- Location: East-central Saskatchewan
- Coordinates: 52°22′00″N 103°42′02″W﻿ / ﻿52.3667°N 103.7005°W
- Part of: Red Deer River drainage basin
- Primary inflows: Pipestone Creek; Prairie Butte Creek;
- River sources: Porcupine Hills
- Primary outflows: Red Deer River
- Basin countries: Canada
- Max. length: 9.5 km (5.9 mi)
- Surface area: 1,810 ha (4,500 acres)
- Shore length^{1}: 76 km (47 mi)
- Surface elevation: 535 m (1,755 ft)

= Nut Lake =

Lake in Saskatchewan, Canada

Nut Lake is a lake in the Canadian province of Saskatchewan. It is about 83 km south-east of the city of Melfort and 21 km north of the town of Kelvington in the RMs of Ponass Lake No. 367 and Kelvington No. 366. Reserves of the Yellow Quill First Nation also border the lake. Nut Lake is the source of the Red Deer River.

Access is from Yellow Quill First Nation Road. The road runs from Highway 756 north along the eastern side of the lake to Highway 349.

== Description ==
Nut Lake covers an area of about 1810 ha, is 9.5 km long, and has a shoreline that measures 76 km. The western shore borders the RM of Ponass Lake No. 367 while the northern and southern tips of the lake touch the boundaries of the RM of Kelvington No. 366. The eastern shore borders Yellow Quill 90 Indian reserve and small parts Yellow Quill 90-9 reserve border the southern end of the lake. The main band office for the Yellow Quill First Nation is at the end of an arm of the lake in the south-east corner.

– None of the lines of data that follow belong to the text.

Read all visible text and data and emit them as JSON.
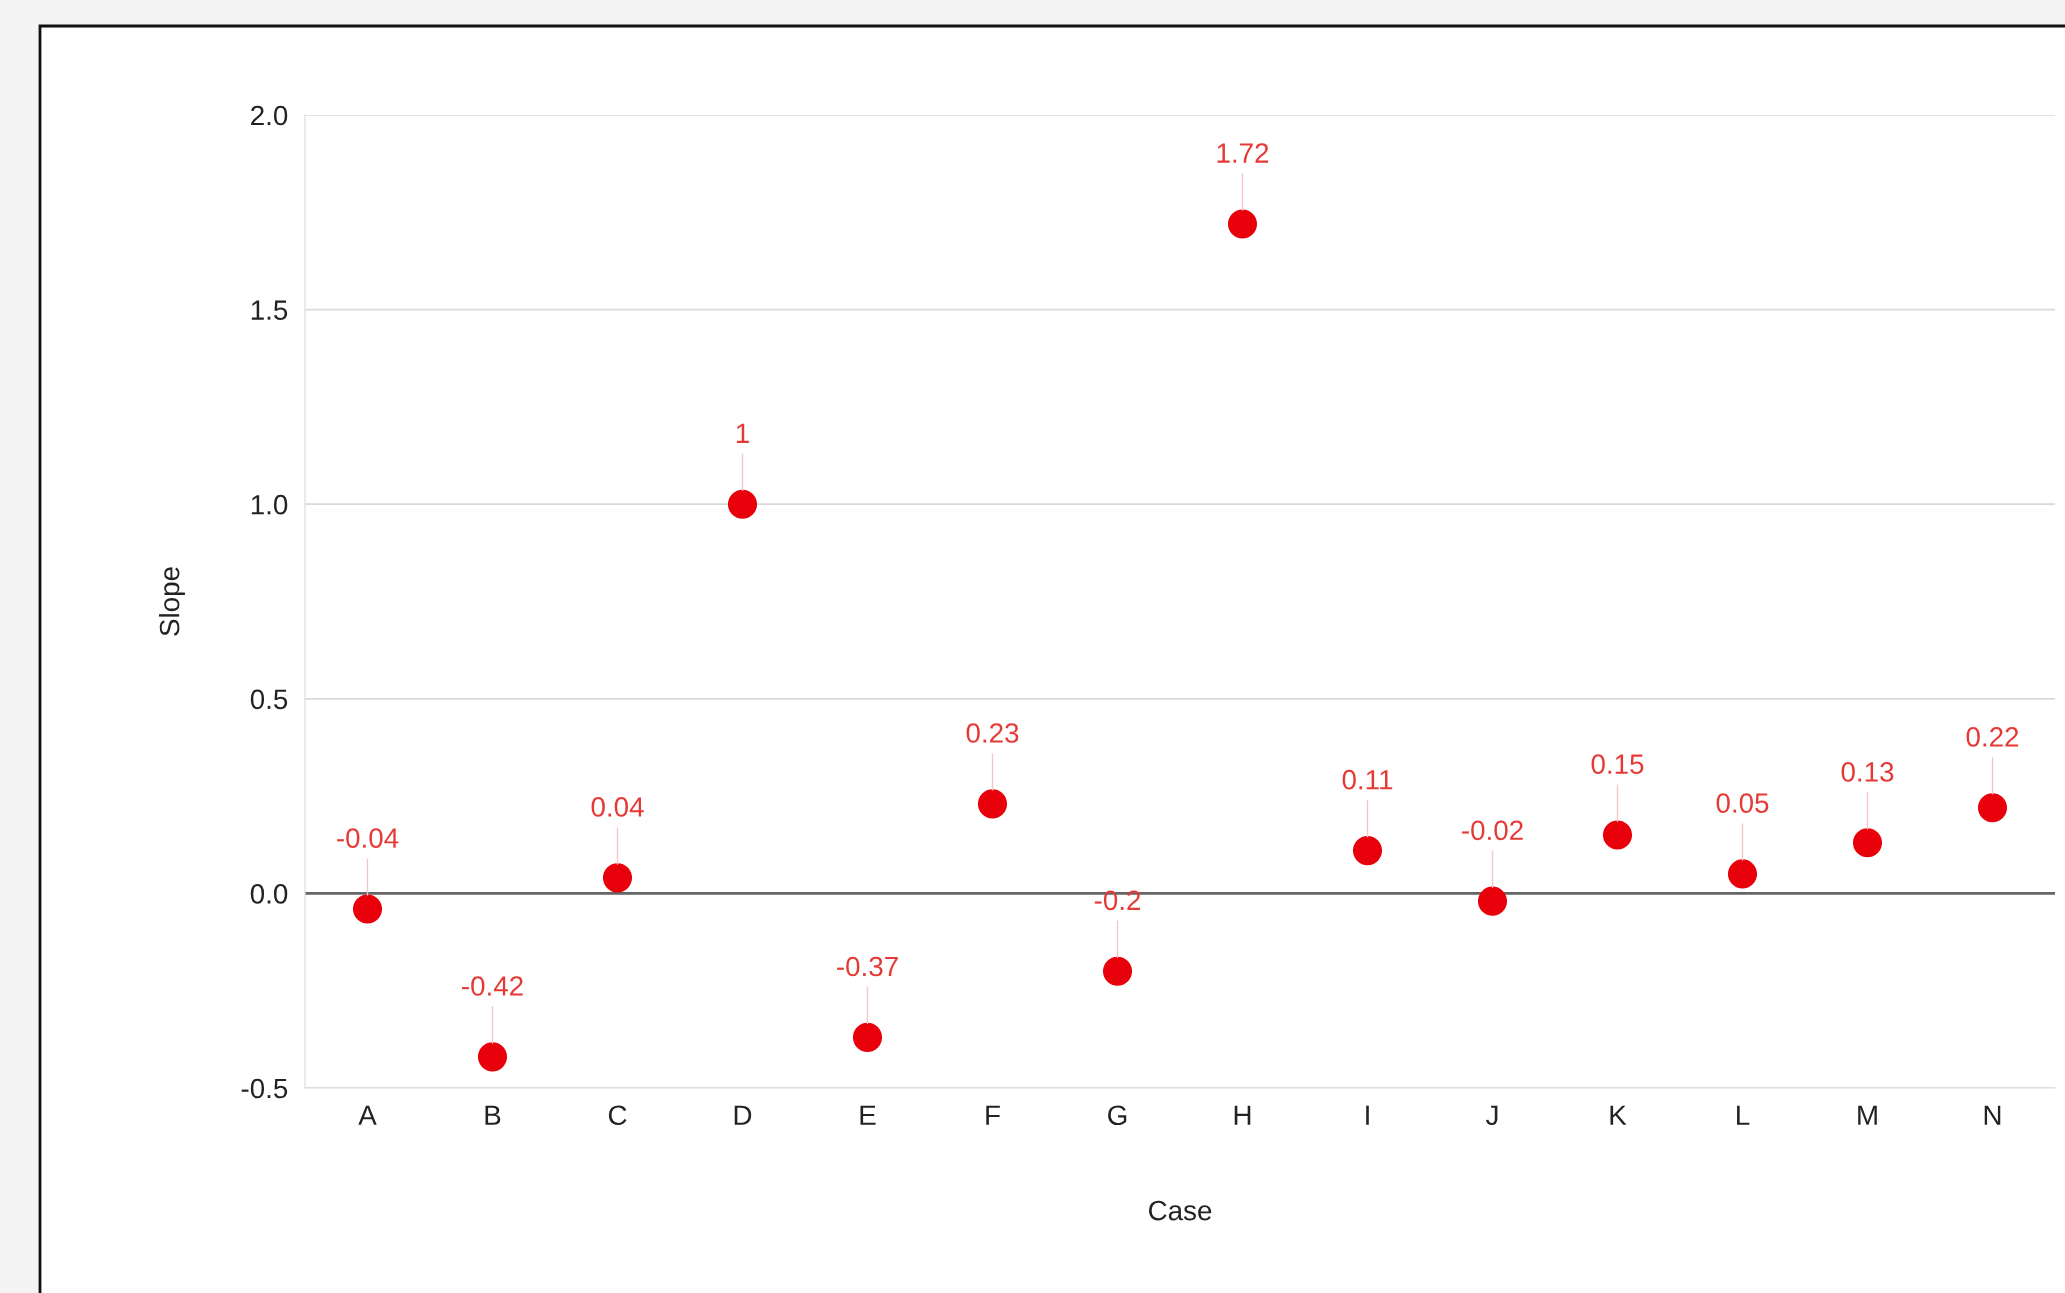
{
  "chart_data": {
    "type": "scatter",
    "xlabel": "Case",
    "ylabel": "Slope",
    "categories": [
      "A",
      "B",
      "C",
      "D",
      "E",
      "F",
      "G",
      "H",
      "I",
      "J",
      "K",
      "L",
      "M",
      "N"
    ],
    "series": [
      {
        "color": "#e8000b",
        "values": [
          -0.04,
          -0.42,
          0.04,
          1,
          -0.37,
          0.23,
          -0.2,
          1.72,
          0.11,
          -0.02,
          0.15,
          0.05,
          0.13,
          0.22
        ]
      }
    ],
    "ylim": [
      -0.5,
      2.0
    ],
    "yticks": [
      {
        "value": -0.5,
        "label": "-0.5"
      },
      {
        "value": 0,
        "label": "0.0"
      },
      {
        "value": 0.5,
        "label": "0.5"
      },
      {
        "value": 1,
        "label": "1.0"
      },
      {
        "value": 1.5,
        "label": "1.5"
      },
      {
        "value": 2,
        "label": "2.0"
      }
    ],
    "ref_lines": [
      {
        "axis": "y",
        "value": 0,
        "color": "#666666"
      }
    ],
    "grid": "y",
    "marker": "circle",
    "data_labels": true,
    "legend": false
  }
}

Nut Lake is the source of the Red Deer River. The river leaves the lake from the northern end and flows generally eastward into the province of Manitoba and Lake Winnipegosis. Nut Lake has two main inflows, Pipestone Creek and Prairie Butte Creek. Pipestone Creek begins to the south-east near Nut Mountain at the south-western slopes of the Porcupine Hills. Prairie Butte Creek begins to the east at Little Nut Lake. Upstream from Little Nut Lake is Round Lake.